Cristián Centeno vio como tachaban con una gran cruz su dibujo calcado. Luego vio letras rojas al costado: una nota para su padre. Se llevó el cuaderno a la mesa y se quedó recostado encima de él, pensando en el gran borrador y lo que fuera que hubiera antes.
II
Marcelo Centeno saltaba encima de uno de los asientos de atrás de segundo año B.
Hacía chistes, un chiste detrás de otro.
Era el segundo recreo.
En un momento dijo tengo algo que contar
y el grupo de varones se puso alrededor de él y escuchó. En esa época Marcelo Centeno habrá tenido trece, catorce años. Contó que la vecina no era linda, que tenía cara y culo de conejo. Que la había estado observando por la ventana. Ella lo vio y él le hizo señas; hablaron a través de la ventana, luego a través del ligustro y cuando se estaba por ir él se animó y le dijo vení a coger a casa
. Ella fue y se desnudaron. Marcelo buscó con cuidado en los cajones del padre, encontró un preservativo y al entrar a la pieza vio que ella lo esperaba en cuatro patas, babeando, la piel pálida, las piernas torcidas, cada vez más parecida a una liebre. La tomó de la cintura y empezó a bombear. Marcelo les explicó a sus compañeros que no había nada como el sonido de un cuerpo golpeando contra otro. Se abofeteó una pierna con la mano, intentando imitar el sonido. Los otros lo miraron atónitos. Justo cuando terminaban de coger, contó Marcelo, su padre llegó. Él y la señorita conejo tuvieron que vestirse rápido y hacer como si hubiesen estado en la pieza escuchando música. Pusieron el equipo de audio con el volumen al tope y se quedaron moviendo las manos encima de las piernas, sentados, observando la pared: había un póster de Marilyn Manson, dos de mujeres semidesnudas y una foto familiar. Marcelo Centeno no contó eso: a quién le importan los detalles. La cosa es que el padre de Marcelo abrió la puerta y saludó. Dijo algo, pero la música estaba tan alta que no se escuchó nada. Cuando se fue su padre, la señorita conejo, sentada en la cama, intentó tomarle la mano. Marcelo se paró, pasó la mano por la superficie de uno de los pósters y así, de espaldas, le pidió que se fuera.

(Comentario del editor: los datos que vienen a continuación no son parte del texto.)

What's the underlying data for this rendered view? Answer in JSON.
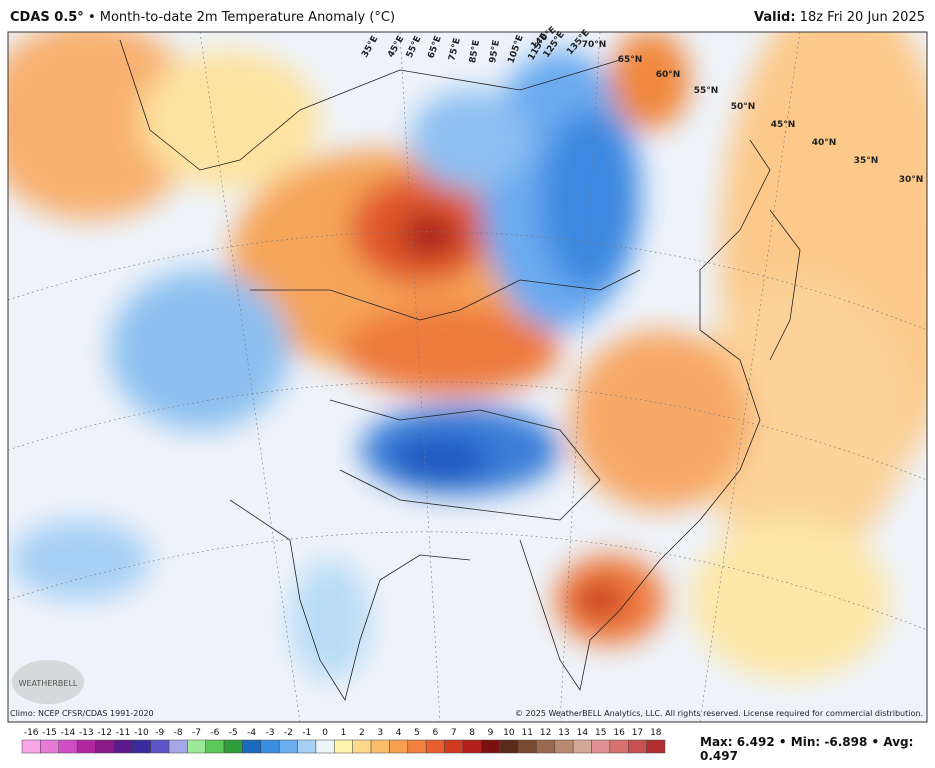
{
  "header": {
    "product": "CDAS 0.5°",
    "separator": "•",
    "title": "Month-to-date 2m Temperature Anomaly (°C)",
    "valid_label": "Valid:",
    "valid_time": "18z Fri 20 Jun 2025"
  },
  "map": {
    "graticule_labels": [
      "35°E",
      "45°E",
      "55°E",
      "65°E",
      "75°E",
      "85°E",
      "95°E",
      "105°E",
      "115°E",
      "125°E",
      "135°E",
      "140°E",
      "70°N",
      "65°N",
      "60°N",
      "55°N",
      "50°N",
      "45°N",
      "40°N",
      "35°N",
      "30°N"
    ],
    "logo": "WEATHERBELL"
  },
  "footer": {
    "climo": "Climo: NCEP CFSR/CDAS 1991-2020",
    "copyright": "© 2025 WeatherBELL Analytics, LLC. All rights reserved. License required for commercial distribution."
  },
  "colorbar": {
    "ticks": [
      -16,
      -15,
      -14,
      -13,
      -12,
      -11,
      -10,
      -9,
      -8,
      -7,
      -6,
      -5,
      -4,
      -3,
      -2,
      -1,
      0,
      1,
      2,
      3,
      4,
      5,
      6,
      7,
      8,
      9,
      10,
      11,
      12,
      13,
      14,
      15,
      16,
      17,
      18
    ],
    "colors": [
      "#f7a6e8",
      "#e87ad8",
      "#d24ec5",
      "#b0289f",
      "#8a1a86",
      "#5a1a8a",
      "#3a2a9e",
      "#5a56c8",
      "#a5a5e8",
      "#9ee89a",
      "#5cc85a",
      "#2e9e3a",
      "#1a6ac0",
      "#3a8fe0",
      "#6aaef0",
      "#a6d0f5",
      "#eef4fb",
      "#fff3b0",
      "#ffd98a",
      "#fcbd6a",
      "#f8a050",
      "#f2803e",
      "#e85d2e",
      "#d23a22",
      "#b02018",
      "#7a1010",
      "#5a2a1a",
      "#7a4a30",
      "#9a6a50",
      "#b88a70",
      "#d4a898",
      "#e09090",
      "#d87070",
      "#c85050",
      "#b03030"
    ]
  },
  "stats": [
    {
      "label": "Max:",
      "value": 6.492
    },
    {
      "label": "Min:",
      "value": -6.898
    },
    {
      "label": "Avg:",
      "value": 0.497
    }
  ],
  "stats_separator": "•"
}
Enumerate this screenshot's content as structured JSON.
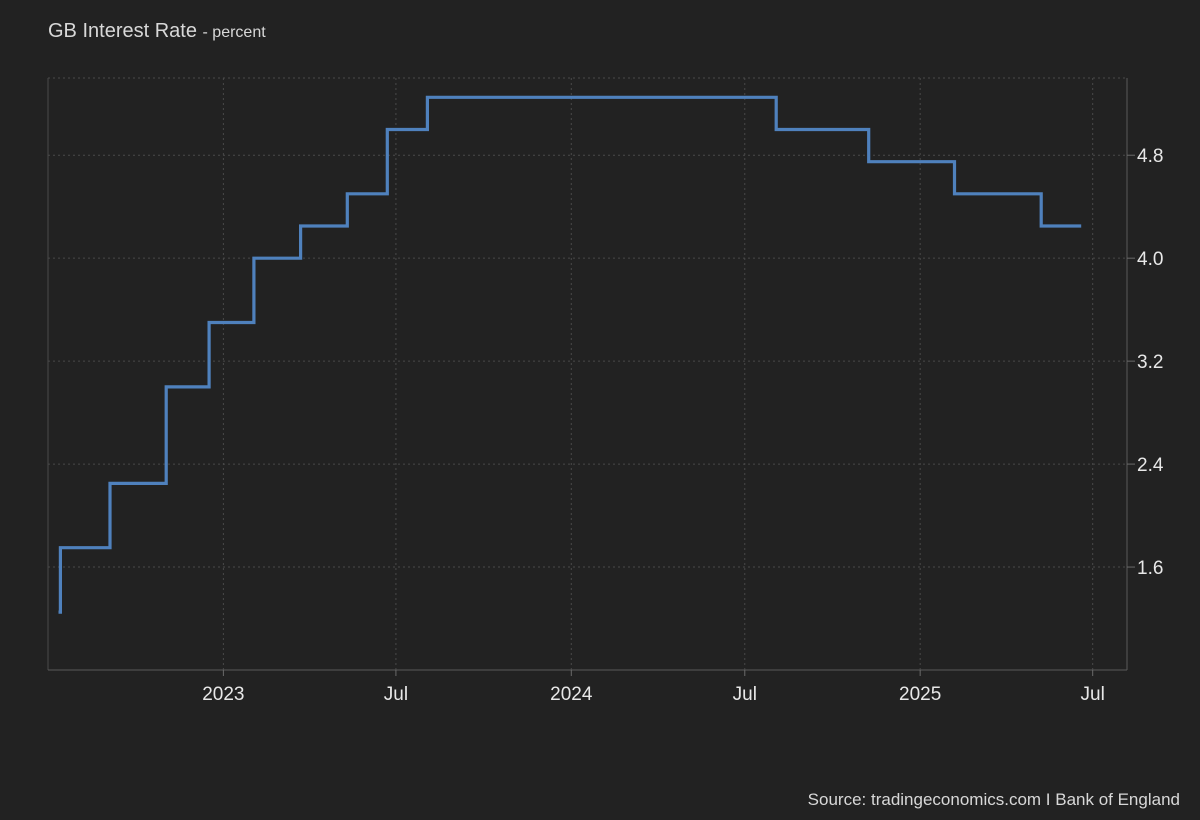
{
  "chart_data": {
    "type": "line",
    "title": "GB Interest Rate",
    "unit_label": "- percent",
    "source": "Source: tradingeconomics.com I Bank of England",
    "line_color": "#4f81bd",
    "background": "#222222",
    "grid": true,
    "step": true,
    "y_axis_side": "right",
    "ylim": [
      0.8,
      5.4
    ],
    "yticks": [
      {
        "value": 1.6,
        "label": "1.6"
      },
      {
        "value": 2.4,
        "label": "2.4"
      },
      {
        "value": 3.2,
        "label": "3.2"
      },
      {
        "value": 4.0,
        "label": "4.0"
      },
      {
        "value": 4.8,
        "label": "4.8"
      }
    ],
    "xlim": [
      "2022-07-01",
      "2025-08-06"
    ],
    "xticks": [
      {
        "date": "2023-01-01",
        "label": "2023"
      },
      {
        "date": "2023-07-01",
        "label": "Jul"
      },
      {
        "date": "2024-01-01",
        "label": "2024"
      },
      {
        "date": "2024-07-01",
        "label": "Jul"
      },
      {
        "date": "2025-01-01",
        "label": "2025"
      },
      {
        "date": "2025-07-01",
        "label": "Jul"
      }
    ],
    "series": [
      {
        "points": [
          {
            "date": "2022-07-12",
            "value": 1.25
          },
          {
            "date": "2022-07-14",
            "value": 1.75
          },
          {
            "date": "2022-09-04",
            "value": 2.25
          },
          {
            "date": "2022-11-02",
            "value": 3.0
          },
          {
            "date": "2022-12-17",
            "value": 3.5
          },
          {
            "date": "2023-02-02",
            "value": 4.0
          },
          {
            "date": "2023-03-23",
            "value": 4.25
          },
          {
            "date": "2023-05-11",
            "value": 4.5
          },
          {
            "date": "2023-06-22",
            "value": 5.0
          },
          {
            "date": "2023-08-03",
            "value": 5.25
          },
          {
            "date": "2024-08-03",
            "value": 5.0
          },
          {
            "date": "2024-11-08",
            "value": 4.75
          },
          {
            "date": "2025-02-06",
            "value": 4.5
          },
          {
            "date": "2025-05-08",
            "value": 4.25
          },
          {
            "date": "2025-06-19",
            "value": 4.25
          }
        ]
      }
    ]
  }
}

Acá Marcelo Centeno terminaba de contar su historia. Justo cuando estaba por sonar el timbre que daba por finalizado el recreo.
Una vez que sonara, cada uno de los miembros del grupo de varones volvería a su banco. Más tarde se acercarían a Marcelo, quien tenía doce o trece años y le pedirían que contara, otra vez, la historia. Marcelo Centeno no se dará cuenta y al repetirla cometerá un error importante. Aunque nadie lo notará o, si lo notan, les importará poco y nada, porque lo que importa es lo que sienten al escuchar la historia, no la mentira o la verdad.
III
Graciela Centeno vivió buena parte de su vida en Jujuy, hasta que cumplió veinticuatro años y decidió mudarse a Córdoba.
Al principio la cosa estuvo difícil, pero consiguió trabajo cuidando a una anciana.
La señora en cuestión estaba cada vez peor, tenía la memoria cada vez más rota, como si fuese un rompecabezas debajo de una cascada. No recordaba casi nada, pero recordaba a su hijo, que frecuentemente le hacía visitas, y recordaba a Graciela Centeno: su nombre, su cuerpo; cuidarla: su actividad.
Por esa u otra razón, el hijo le pidió que se fuera a vivir con ella y además le ofreció un trabajo a media jornada en una de las empresas de gastronomía que tenía. Graciela aceptó todo, las cosas llegaban del cielo. De pronto la vida no era prometedora, pero tampoco era ardua, imposible, dolorosa y difícil. Sólo quedaba vivir.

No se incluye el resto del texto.